To control as many variables as possible, I chose to test popular search engines in different countries. In addition to Google.com, I tested Google.com.au, Google.co.jp, and Baidu.com, which is a popular search engine in China. I expected the Google sites associated with Australia and Japan to show noticeably higher response times due to geographic distance. However, all three Google domains returned very similar average roundtrip times (26–32 ms) with 0% packet loss.

The traceroute results supported this similarity. All three Google domains reached their destination in 11–12 hops, and each trace showed a single timeout at the same point in the path before continuing successfully. In contrast, Baidu.com had a significantly higher average roundtrip time (287 ms) and required 23 hops to reach its destination. The Baidu trace also displayed six timeouts, mostly toward the end of the route.
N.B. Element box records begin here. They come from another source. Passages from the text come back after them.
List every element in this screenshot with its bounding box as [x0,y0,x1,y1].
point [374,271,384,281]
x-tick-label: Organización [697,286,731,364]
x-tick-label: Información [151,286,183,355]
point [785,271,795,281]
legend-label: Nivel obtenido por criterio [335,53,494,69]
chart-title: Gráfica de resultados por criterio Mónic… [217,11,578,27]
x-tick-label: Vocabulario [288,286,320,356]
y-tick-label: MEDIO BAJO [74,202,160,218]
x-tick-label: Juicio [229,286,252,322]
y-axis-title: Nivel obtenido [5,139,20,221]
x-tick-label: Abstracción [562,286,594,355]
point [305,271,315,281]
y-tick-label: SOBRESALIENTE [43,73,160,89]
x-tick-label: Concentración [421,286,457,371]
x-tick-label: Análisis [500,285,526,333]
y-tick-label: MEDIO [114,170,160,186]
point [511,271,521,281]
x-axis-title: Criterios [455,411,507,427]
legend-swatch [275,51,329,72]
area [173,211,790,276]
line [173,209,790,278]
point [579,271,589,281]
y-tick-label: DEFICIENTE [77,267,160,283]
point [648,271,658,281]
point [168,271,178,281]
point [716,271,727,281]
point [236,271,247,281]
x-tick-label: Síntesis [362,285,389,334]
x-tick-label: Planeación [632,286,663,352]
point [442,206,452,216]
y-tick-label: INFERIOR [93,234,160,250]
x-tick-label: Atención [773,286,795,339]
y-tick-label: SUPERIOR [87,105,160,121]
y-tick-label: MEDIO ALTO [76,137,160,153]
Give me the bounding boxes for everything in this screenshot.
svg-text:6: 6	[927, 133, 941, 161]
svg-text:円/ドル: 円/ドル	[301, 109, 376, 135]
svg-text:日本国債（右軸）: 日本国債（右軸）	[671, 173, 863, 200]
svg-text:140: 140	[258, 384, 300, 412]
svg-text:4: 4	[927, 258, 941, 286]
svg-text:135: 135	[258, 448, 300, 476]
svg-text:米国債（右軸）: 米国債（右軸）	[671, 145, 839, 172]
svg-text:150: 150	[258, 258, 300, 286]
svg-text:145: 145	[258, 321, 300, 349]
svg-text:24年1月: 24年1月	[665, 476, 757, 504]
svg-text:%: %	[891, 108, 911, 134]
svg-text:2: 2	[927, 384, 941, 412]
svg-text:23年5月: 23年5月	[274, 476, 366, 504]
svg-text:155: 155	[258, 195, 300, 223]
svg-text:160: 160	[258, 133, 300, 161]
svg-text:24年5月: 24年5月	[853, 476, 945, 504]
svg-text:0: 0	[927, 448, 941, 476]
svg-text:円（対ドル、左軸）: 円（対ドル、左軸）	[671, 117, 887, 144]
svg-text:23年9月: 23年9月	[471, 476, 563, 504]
Based on these results, there appears to be a relationship between roundtrip time and the distance packets must travel. Baidu’s significantly higher roundtrip time and greater number of hops suggest that the data traveled through more routing points before reaching its destination. However, the Google domains associated with other countries didn’t show increased latency, which suggests that domain names alone don’t always reflect the actual physical routing path. The structure of modern networks may allow traffic to be routed more efficiently than expected. One explanation for this consistency is the use of content delivery networks (CDNs) and globally distributed infrastructure. A content delivery network is a geographically distributed group of servers that caches content close to end users, allowing data to be delivered from nearby locations rather than a distant origin server (Cloudflare, n.d.).

Ping and traceroute can both be useful troubleshooting tools. Ping quickly verifies whether a destination is reachable and measures latency and packet loss. If packets are lost or response times are unusually high, it may indicate a connectivity issue. Traceroute provides additional detail by identifying where delays or failures occur along the path. For example, if timeouts consistently appear at a specific hop, that router or network segment may be experiencing issues.

A ping or traceroute request might time out for several reasons. One possibility is packet loss caused by network congestion. Another possibility is that a router or firewall is configured not to respond to these types of requests. Timeouts may also occur if the destination server is unreachable or temporarily unavailable.